News Release

Flawed US-led world order to blame for American political crises at home and abroad

Paper to be launched by Chatham House at event on Wednesday, Jan. 17, 2018

Peer-Reviewed Publication

City University London

America's attempts to navigate challenges to its global leadership are hampered by a foreign policy mindset that is "Eurocentric, elitist and resistant to change", according to a new paper from a City, University of London academic.

Published in the Chatham House journal International Affairs, the paper also argues the United States' efforts to remain the dominant international power are causing political turmoil at home because the approach creates more and more inequality.

Professor Inderjeet Parmar says America is having problems managing its rivalry with China and other emerging powers because the US-led world order's founding values, established after the Second World War, are not compatible with a diverse network of international powers.

He concludes that the US-led liberal international order - a set of rules, organisations and values that dominate global economics and politics - was rooted in core principles that are "subliminally racialised, elitist and imperial".

To investigate the issue, Professor Parmar analysed literature describing US involvement in South Korea between 1945 and 1953, including in the Korean War, and compared this with US foreign policy towards China since the late 1970s.

He said: "The principal goal of the US-led liberal world order is to preserve American interests by incorporating wealthy and powerful individuals and elite groups from other nations into the system.

"Since 1945, the United States has done this with a combination of force, as in the Korean War, and socialisation, like its promotion of US values in China.

"China is too strong to be engineered to American tastes and because US foreign policy is not flexible enough to incorporate diverse powers, China will continue to challenge the USA's leading global position.

"Yet, the elite alliances between US and Chinese groups - at state and parastate levels - are not geared to serving the interests of the broad mass of either Americans or Chinese, suggesting further political instability.

"With public discontent in the United States beginning to become clear, we should expect domestic and international political crises to deepen."

Domestic turmoil

Professor Parmar argues the US-led world order allowed certain sections of American society to become richer until the 1970s, after which the global strategy and its domestic political settlement began to unravel as manufacturing moved overseas or jobs disappeared due to automation.

The City academic points to the election of President Donald Trump, support for Bernie Sanders' left-wing anti-establishment campaign and movements like the Tea Party and Occupy Wall Street as examples of growing political anxiety and the virtual collapse of political elite legitimacy.

A new theory about US power

Professor Parmar challenges the political theory known as liberal internationalism. He says it describes how the US became the world's dominant power, but argues the theory adds legitimacy to an unequal system.

Instead, he proposes a revised version of the early twentieth-century theory "ultra-imperialism", which says elites in different countries form alliances to create stability, prevent conflict and benefit the ruling classes.

"The US approach aims to develop market-orientated societies and attract elites from other nations by showing the economic benefits of integration with the US-led world order, but it does not aim to create genuine change for the masses," he said.
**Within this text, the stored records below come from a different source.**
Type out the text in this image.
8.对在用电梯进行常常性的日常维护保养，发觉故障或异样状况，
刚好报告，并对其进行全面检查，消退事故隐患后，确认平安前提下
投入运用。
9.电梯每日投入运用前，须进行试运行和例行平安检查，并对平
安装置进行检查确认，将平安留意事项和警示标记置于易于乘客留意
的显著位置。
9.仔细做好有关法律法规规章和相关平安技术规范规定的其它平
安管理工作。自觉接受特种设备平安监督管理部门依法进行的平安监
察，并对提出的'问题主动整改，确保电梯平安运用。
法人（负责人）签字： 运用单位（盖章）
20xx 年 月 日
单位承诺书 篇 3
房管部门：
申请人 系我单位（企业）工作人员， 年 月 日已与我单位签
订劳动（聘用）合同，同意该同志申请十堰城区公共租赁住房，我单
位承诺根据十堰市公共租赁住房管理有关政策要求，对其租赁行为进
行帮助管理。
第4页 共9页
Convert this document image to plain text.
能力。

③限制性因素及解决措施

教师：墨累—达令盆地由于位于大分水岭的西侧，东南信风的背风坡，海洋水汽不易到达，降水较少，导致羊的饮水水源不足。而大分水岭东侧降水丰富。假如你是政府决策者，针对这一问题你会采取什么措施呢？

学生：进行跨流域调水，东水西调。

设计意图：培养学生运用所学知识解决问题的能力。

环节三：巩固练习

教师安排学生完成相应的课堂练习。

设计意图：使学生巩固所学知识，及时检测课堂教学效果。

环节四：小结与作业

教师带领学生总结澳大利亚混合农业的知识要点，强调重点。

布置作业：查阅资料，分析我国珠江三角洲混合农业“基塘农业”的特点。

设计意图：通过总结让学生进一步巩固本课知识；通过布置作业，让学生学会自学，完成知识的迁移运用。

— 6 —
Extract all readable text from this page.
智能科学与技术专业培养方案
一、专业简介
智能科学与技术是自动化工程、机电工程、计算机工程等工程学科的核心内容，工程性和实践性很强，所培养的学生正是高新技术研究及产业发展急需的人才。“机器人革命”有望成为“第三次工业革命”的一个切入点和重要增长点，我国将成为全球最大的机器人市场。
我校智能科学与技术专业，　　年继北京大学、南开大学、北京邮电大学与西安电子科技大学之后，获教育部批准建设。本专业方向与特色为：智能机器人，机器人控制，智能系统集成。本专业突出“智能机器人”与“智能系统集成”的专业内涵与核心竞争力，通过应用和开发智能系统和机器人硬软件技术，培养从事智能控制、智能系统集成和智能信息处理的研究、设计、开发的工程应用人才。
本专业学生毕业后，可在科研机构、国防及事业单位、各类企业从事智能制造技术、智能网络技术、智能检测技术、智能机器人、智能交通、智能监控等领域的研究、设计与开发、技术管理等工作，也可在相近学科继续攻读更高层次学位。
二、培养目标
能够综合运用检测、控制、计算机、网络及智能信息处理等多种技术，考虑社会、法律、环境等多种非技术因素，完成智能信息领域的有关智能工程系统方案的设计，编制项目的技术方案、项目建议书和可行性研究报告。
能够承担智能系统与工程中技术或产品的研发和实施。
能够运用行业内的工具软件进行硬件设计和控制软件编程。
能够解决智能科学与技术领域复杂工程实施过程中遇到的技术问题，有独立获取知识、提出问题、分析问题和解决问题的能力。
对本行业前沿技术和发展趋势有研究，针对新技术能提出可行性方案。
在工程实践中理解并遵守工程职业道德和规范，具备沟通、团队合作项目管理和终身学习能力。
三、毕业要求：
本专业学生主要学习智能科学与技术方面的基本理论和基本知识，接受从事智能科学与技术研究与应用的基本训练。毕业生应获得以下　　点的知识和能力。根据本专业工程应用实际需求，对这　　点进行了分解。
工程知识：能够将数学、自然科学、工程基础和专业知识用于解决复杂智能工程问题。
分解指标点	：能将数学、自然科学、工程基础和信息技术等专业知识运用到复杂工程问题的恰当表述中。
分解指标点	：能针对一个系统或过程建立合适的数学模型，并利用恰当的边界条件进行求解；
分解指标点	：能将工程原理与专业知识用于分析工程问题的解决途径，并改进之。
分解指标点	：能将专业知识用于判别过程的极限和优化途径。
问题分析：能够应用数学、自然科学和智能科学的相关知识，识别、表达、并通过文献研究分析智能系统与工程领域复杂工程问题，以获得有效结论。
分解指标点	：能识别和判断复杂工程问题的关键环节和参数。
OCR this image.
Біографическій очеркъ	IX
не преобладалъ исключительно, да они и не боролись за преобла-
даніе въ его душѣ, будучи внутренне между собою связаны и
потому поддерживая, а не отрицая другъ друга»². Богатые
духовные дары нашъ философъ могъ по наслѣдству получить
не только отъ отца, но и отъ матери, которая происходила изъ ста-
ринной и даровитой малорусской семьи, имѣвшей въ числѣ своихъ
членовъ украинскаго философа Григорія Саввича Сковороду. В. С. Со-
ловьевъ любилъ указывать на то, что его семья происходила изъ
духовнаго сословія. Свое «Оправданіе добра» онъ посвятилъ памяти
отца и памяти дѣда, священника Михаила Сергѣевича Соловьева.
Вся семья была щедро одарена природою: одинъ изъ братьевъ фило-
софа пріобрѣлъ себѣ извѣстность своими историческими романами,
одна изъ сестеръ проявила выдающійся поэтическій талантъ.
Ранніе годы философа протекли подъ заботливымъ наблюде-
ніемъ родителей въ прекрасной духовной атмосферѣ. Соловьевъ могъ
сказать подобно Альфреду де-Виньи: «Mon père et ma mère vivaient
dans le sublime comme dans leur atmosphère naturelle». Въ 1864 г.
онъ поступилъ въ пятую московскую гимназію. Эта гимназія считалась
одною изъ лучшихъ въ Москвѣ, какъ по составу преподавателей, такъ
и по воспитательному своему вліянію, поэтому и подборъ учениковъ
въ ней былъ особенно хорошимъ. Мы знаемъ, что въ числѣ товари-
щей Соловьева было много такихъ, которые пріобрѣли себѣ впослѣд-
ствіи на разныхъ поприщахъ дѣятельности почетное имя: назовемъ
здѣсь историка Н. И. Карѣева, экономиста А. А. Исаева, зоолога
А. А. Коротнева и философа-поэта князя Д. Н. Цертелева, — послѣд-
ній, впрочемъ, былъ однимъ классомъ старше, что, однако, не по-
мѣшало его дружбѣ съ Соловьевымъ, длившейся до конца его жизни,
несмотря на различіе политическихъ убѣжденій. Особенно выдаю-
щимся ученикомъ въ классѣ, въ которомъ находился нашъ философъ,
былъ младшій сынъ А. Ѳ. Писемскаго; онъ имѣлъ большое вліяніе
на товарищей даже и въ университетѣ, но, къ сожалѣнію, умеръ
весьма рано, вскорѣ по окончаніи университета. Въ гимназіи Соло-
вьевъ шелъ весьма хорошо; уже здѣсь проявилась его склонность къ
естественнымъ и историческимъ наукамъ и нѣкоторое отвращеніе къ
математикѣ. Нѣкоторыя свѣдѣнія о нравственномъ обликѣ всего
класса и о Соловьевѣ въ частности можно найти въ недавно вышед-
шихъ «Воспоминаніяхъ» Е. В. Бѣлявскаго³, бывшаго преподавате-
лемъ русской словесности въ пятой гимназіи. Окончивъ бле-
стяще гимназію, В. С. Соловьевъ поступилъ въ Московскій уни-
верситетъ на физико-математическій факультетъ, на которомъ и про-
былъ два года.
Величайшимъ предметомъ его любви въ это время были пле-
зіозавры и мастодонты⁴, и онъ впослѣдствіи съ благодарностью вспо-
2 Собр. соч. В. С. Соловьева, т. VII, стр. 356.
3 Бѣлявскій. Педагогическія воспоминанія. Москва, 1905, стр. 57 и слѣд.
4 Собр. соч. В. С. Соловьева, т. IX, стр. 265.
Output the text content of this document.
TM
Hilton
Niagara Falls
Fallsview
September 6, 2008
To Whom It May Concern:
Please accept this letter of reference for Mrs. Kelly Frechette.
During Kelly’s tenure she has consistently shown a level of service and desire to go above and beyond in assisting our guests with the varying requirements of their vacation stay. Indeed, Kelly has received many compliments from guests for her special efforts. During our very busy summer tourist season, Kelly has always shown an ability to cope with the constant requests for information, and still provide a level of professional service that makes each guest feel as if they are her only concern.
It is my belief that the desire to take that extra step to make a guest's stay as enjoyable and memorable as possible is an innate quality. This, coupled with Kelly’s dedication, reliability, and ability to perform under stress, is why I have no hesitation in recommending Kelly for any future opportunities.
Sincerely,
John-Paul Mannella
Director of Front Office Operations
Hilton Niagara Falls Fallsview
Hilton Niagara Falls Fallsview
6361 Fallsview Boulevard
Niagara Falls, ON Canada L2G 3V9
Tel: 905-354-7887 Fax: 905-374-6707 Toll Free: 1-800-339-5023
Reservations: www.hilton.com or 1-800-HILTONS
As an example, Professor Parmar explains the US rebuilt modern South Korea after the Second World War, through domestic political violence and the Korean War, by fostering a ruling elite that was friendly with the US.

In addition, the US has developed a "carefully crafted" relationship with China, which has willingly adopted US economic practices and become more embedded in the "global market and the US-rules based system".

Professor Parmar says over the past 40 years there has been an increasing number of American foundations, think tanks and university branches opening in China, promoting western economics and values like limited government, civil society, and the rule of law.

"Supporters of the US-led order assume domestic and international political crises are resolvable within the current system but I argue this is not the case," he said.

"The system was founded to promote the ideals of a ruling minority and was not designed to prevent inequality associated with class, race and gender."

The article, titled The US-led liberal order: imperialism by another name?, was published in a special edition of International Affairs, co-edited by John Ikenberry (Princeton University), Professor Inderjeet Parmar (City) and Professor Doug Stokes (University of Exeter).